Sun Xiaoyan
Obstetrics and Gynecology, Jinan Maternity and Child Care Hospital, Jinan, 250000, Shandong, China.
Sci Rep. 2025 Jan 20;15(1):2569. doi: 10.1038/s41598-025-86014-x.
Cancer, as a shocking disease, is one of the most common malignant tumors among women, posing a huge threat to the physical health and safety of women worldwide. With the continuous development of science and technology, more and more high and new technologies are involved in the diagnosis and prediction of breast cancer. In recent years, intelligent medical assistants supported by data mining and machine learning algorithms have provided necessary support for doctors' diagnosis. This study proposes an improved LightGBM hybrid integration model.
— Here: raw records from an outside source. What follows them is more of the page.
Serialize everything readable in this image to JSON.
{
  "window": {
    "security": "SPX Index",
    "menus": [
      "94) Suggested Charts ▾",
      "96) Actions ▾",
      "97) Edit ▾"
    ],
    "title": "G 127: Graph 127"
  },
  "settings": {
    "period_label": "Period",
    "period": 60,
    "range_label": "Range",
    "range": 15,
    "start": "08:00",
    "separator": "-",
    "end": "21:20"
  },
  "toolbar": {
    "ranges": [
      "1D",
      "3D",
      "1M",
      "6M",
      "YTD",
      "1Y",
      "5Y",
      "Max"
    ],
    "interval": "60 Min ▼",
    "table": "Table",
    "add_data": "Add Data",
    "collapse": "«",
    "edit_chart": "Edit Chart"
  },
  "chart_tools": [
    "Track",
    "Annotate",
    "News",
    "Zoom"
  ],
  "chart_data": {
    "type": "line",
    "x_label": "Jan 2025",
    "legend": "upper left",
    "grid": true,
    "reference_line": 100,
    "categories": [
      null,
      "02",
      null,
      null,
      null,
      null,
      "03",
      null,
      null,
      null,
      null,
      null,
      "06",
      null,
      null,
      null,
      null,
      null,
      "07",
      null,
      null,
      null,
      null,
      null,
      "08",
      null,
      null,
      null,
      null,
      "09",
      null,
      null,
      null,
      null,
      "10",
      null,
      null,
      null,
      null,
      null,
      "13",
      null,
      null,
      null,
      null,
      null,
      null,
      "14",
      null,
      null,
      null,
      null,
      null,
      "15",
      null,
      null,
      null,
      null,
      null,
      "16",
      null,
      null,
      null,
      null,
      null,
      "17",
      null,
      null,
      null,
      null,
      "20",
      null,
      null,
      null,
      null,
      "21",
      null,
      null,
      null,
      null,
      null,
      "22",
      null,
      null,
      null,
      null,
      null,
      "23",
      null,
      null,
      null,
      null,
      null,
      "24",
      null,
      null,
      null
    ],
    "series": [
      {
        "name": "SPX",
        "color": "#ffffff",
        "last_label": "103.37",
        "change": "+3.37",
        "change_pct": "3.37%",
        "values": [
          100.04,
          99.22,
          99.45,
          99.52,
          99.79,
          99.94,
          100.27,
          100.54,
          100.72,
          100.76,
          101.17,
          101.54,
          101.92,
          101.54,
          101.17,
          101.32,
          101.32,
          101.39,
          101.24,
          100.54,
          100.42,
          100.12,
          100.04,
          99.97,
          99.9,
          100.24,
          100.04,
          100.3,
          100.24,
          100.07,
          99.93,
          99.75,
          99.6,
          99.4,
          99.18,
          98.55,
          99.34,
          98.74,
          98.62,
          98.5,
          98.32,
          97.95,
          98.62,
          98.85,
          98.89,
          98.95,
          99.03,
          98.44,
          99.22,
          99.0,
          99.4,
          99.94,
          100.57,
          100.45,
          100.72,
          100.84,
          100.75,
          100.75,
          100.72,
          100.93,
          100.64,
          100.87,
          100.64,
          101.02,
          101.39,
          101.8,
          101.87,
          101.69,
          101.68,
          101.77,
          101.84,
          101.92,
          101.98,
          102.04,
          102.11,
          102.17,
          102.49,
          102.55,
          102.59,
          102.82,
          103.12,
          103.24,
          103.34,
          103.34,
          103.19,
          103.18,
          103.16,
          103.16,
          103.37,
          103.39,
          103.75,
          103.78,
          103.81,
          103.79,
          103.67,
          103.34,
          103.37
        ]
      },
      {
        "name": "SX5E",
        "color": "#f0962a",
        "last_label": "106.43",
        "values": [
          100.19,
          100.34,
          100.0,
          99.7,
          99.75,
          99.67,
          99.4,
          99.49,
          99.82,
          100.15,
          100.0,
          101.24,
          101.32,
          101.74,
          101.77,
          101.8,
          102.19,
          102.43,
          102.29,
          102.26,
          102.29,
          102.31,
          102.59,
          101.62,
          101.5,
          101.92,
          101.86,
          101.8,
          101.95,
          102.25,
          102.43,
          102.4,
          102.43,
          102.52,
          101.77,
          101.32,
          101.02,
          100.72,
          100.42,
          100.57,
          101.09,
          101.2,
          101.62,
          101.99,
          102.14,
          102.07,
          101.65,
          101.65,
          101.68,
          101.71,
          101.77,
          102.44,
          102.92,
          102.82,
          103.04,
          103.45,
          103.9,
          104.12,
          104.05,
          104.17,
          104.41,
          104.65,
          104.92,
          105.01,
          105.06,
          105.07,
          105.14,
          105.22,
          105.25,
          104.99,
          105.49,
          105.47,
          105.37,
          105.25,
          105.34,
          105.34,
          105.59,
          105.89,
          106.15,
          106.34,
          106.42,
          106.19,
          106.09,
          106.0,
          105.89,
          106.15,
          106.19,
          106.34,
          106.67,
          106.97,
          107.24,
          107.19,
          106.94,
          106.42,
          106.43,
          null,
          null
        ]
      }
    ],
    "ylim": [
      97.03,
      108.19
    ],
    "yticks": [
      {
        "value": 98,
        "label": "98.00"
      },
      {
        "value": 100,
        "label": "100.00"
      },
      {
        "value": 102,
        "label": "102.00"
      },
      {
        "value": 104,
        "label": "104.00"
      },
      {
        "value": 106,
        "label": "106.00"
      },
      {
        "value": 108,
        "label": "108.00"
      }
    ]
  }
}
Introducing gradient harmonic loss and cross entropy loss to enhance the model's attention to minority classes in the dataset and alleviate the impact of data imbalance on diagnostic results. Designing whale optimization algorithm to improve LightGBM to achieve iterative optimization of hyperparameters, and enhance the overall performance of the model. Proposing Jacobian regularization method to denoise LightGBM to solve the problem of model sensitivity to noise. Developing the LightGBM hybrid integration model to ensure the accuracy and stability of model diagnosis on diverse and imbalanced datasets. The effectiveness of the proposed method has been comprehensively compared and verified through the dataset in the UCI machine learning repository, and the results show that the proposed method has achieved good diagnostic performance in all indicators. The hybrid integration model proposed in this paper can provide effective auxiliary support for doctors to diagnose breast cancer.
癌症作为一种令人震惊的疾病,是女性中最常见的恶性肿瘤之一,对全球女性的身体健康和安全构成了巨大威胁。随着科技的不断发展,越来越多的高新技术被应用于乳腺癌的诊断和预测。近年来,由数据挖掘和机器学习算法支持的智能医疗助手为医生的诊断提供了必要的支持。本研究提出了一种改进的LightGBM混合集成模型。引入梯度谐波损失和交叉熵损失,以增强模型对数据集中少数类别的关注,并减轻数据不平衡对诊断结果的影响。设计鲸鱼优化算法对LightGBM进行改进,以实现超参数的迭代优化,提高模型的整体性能。提出雅可比正则化方法对LightGBM进行去噪,解决模型对噪声敏感的问题。开发LightGBM混合集成模型,以确保模型在多样化数据上诊断的准确性和稳定性。通过UCI机器学习库中的数据集对所提方法的有效性进行了全面比较和验证,结果表明所提方法在各项指标上均取得了良好的诊断性能。本文提出的混合集成模型可为医生诊断乳腺癌提供有效的辅助支持。